La Police nationale en chiffres : 10 800 interpellations, plus de 2 tonnes de cannabis saisis, 552 personnes fichées

Le Directeur  Général de la Police malienne, M. Moussa Ag Infahi, était face à la presse hier mercredi, pour évoquer le bilan 2016 de la Police Nationale. Les chiffres avancés par le DG rassurent et font froid au dos en même temps.

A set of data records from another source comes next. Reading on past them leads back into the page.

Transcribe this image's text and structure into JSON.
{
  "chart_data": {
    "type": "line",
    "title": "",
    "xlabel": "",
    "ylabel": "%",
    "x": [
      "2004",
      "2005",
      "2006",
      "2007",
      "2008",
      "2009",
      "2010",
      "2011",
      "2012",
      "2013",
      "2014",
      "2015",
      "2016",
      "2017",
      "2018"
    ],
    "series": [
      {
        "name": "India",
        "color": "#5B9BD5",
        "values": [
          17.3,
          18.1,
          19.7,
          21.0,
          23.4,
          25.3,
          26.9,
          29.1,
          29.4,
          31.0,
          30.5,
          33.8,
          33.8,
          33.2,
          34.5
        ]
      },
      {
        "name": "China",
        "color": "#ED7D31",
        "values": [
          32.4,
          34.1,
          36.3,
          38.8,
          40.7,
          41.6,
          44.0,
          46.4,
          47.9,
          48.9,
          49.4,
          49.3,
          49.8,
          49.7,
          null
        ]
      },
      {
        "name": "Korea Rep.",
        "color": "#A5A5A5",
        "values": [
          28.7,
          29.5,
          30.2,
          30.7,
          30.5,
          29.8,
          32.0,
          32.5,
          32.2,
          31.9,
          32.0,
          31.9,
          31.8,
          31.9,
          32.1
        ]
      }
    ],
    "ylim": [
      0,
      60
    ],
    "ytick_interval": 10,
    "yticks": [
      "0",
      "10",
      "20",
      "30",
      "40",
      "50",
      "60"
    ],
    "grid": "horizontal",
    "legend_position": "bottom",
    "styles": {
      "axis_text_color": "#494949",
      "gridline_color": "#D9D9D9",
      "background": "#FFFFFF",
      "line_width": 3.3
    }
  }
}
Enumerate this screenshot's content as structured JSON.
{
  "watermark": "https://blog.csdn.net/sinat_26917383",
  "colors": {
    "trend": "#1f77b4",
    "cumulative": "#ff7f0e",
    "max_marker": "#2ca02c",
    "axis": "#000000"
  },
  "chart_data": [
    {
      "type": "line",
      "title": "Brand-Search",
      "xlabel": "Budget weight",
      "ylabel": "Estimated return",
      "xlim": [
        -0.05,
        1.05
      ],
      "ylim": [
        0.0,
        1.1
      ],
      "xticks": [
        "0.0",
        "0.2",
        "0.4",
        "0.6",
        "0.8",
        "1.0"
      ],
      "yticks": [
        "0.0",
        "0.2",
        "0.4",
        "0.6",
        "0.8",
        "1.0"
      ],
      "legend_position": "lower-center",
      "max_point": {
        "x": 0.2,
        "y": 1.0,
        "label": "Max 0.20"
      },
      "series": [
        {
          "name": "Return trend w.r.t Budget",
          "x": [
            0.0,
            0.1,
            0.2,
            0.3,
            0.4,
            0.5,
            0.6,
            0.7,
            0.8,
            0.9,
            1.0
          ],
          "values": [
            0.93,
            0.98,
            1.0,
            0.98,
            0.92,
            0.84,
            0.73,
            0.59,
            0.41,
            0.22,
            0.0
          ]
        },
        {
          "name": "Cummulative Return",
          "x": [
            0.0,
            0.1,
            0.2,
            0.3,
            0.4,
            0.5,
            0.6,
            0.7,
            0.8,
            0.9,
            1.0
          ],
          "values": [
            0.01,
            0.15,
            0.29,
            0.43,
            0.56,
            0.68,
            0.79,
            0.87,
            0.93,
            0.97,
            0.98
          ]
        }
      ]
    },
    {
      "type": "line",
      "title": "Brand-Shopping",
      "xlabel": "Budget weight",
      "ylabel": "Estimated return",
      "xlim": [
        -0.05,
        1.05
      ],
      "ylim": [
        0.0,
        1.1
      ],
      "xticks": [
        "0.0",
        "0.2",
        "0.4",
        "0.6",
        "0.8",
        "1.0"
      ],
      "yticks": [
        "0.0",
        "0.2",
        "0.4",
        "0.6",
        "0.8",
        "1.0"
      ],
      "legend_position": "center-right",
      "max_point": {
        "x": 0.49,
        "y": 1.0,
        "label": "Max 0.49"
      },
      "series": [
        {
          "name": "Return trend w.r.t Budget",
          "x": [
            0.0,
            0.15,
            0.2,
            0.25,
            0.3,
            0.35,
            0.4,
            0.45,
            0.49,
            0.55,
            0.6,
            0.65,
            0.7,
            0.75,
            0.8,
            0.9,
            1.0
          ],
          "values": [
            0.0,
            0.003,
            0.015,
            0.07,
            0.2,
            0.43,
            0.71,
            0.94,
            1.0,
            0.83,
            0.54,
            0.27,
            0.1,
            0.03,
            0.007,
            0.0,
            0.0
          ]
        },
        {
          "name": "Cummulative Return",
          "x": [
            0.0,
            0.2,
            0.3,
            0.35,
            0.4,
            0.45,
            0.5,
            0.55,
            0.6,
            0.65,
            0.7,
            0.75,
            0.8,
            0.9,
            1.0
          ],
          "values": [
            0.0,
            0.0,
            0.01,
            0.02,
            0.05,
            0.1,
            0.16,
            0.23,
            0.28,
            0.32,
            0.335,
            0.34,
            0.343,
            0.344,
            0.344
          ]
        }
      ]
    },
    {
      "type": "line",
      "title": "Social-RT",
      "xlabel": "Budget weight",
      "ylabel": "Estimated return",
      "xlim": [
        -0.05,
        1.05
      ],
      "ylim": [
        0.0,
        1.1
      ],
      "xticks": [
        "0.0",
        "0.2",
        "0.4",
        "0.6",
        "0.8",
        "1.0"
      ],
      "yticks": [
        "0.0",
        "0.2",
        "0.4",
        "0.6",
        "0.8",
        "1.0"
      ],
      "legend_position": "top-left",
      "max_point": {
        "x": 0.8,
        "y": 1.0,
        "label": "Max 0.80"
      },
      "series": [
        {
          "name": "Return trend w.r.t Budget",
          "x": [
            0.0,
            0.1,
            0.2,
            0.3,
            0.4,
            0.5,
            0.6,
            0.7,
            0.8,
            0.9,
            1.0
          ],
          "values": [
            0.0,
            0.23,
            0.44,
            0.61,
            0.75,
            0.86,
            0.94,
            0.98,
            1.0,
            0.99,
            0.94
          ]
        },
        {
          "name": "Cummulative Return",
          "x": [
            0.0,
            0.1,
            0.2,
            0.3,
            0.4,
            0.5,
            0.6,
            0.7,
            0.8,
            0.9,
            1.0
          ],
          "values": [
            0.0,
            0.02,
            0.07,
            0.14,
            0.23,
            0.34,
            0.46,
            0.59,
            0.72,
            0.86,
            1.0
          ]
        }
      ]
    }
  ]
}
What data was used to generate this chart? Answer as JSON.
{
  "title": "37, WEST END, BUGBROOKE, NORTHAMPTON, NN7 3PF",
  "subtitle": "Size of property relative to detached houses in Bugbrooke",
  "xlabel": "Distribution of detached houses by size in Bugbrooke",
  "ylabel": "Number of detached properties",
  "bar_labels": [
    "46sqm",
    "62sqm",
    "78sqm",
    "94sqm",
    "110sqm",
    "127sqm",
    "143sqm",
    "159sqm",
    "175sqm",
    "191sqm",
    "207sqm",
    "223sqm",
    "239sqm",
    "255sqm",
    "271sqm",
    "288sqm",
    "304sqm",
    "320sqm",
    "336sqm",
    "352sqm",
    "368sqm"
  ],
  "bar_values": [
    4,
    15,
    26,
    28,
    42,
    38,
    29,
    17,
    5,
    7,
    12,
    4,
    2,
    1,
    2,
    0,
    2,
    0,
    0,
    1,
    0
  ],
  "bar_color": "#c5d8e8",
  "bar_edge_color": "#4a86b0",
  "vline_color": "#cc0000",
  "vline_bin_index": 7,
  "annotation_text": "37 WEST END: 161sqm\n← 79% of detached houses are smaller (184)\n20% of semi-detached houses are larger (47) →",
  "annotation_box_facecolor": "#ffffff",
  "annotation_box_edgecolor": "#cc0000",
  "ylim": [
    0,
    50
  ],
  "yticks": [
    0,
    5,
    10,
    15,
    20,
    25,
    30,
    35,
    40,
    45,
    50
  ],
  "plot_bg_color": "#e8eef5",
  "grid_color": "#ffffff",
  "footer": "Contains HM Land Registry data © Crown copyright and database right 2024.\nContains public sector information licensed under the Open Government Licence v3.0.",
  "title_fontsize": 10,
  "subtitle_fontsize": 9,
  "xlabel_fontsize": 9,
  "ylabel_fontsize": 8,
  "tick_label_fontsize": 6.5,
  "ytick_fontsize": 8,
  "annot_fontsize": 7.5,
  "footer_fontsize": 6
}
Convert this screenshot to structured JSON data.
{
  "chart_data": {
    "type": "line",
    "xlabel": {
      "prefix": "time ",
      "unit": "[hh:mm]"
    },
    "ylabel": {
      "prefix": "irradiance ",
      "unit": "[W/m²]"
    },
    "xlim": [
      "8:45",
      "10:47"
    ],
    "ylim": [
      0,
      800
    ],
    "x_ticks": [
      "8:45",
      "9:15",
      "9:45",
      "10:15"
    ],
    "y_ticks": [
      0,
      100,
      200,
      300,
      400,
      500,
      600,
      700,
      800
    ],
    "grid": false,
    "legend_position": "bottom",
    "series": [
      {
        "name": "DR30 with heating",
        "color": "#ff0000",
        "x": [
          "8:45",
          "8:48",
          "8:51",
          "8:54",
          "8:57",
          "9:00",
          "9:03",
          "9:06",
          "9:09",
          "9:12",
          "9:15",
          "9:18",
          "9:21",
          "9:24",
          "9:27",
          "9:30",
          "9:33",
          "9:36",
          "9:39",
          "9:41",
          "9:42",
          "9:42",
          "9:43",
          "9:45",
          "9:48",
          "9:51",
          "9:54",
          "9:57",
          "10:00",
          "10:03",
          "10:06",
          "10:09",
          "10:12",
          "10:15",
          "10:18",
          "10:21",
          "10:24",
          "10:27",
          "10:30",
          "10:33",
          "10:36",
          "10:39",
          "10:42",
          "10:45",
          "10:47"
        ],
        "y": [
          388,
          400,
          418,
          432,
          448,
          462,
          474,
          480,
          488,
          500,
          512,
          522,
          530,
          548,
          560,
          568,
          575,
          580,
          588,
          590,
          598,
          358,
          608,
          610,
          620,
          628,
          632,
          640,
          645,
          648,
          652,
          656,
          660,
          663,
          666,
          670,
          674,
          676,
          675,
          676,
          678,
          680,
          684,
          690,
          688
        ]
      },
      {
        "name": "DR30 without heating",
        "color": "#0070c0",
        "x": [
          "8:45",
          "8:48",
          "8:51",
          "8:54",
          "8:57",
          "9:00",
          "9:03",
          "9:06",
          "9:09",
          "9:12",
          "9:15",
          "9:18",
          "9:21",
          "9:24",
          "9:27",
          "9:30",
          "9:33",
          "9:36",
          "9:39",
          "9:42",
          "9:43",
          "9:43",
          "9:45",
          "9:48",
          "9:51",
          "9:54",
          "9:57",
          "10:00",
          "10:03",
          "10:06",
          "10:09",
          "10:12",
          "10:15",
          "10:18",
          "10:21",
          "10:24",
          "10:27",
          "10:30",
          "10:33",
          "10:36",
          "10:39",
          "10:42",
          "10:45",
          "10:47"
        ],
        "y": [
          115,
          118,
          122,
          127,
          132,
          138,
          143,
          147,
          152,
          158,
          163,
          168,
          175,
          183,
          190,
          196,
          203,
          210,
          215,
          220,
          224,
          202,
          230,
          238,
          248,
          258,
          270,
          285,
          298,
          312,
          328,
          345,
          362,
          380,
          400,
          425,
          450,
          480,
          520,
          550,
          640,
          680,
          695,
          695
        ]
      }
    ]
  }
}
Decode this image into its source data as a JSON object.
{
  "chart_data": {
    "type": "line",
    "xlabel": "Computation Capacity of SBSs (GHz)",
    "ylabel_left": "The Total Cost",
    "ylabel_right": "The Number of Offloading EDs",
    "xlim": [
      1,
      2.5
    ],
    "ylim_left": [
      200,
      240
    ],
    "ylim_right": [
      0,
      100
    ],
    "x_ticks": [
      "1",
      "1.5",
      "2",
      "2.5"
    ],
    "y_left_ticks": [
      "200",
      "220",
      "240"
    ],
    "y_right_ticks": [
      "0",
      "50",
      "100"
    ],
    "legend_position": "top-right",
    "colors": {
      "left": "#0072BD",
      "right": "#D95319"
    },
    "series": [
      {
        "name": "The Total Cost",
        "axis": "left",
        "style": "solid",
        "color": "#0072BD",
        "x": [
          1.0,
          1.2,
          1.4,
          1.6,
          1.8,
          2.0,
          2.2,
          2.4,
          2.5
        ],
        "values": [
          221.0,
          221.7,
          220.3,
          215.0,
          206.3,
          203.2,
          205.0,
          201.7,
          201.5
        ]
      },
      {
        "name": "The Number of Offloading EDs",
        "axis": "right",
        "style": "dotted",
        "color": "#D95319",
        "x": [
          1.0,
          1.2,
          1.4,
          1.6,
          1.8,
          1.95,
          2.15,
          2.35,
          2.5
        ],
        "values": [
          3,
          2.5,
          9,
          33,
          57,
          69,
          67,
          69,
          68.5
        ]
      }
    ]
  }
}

Au cours de l’année 2016, la police malienne a réalisé 5 616 patrouilles à Bamako, 3 573 dans les régions, soit un total  de 9 189 patrouilles. Ces patrouilles, selon le Directeur général,  ont mobilisé  48.782 agents déployés et permis 8.360 interpellations à Bamako et 2.440 autres interpellations  dans les régions soit un total  net de 10 800 interpellations.

Au chapitre de la sécurité routière, toujours selon le conférencier,  la police a procédé à la saisie de 9018 engins (2 et 4 roues). En 2016, regrette-t-il, 2 625 accidents de la route ont été enregistrés à Bamako  et 1 086 dans les régions. L’ensemble de ces accidents a occasionné 2 494 blessés et 186 morts (118 à Bamako et 68  morts dans les régions). Quant aux dégâts matériels,  ils sont au nombre de 3 480 à Bamako et 678 dans les régions.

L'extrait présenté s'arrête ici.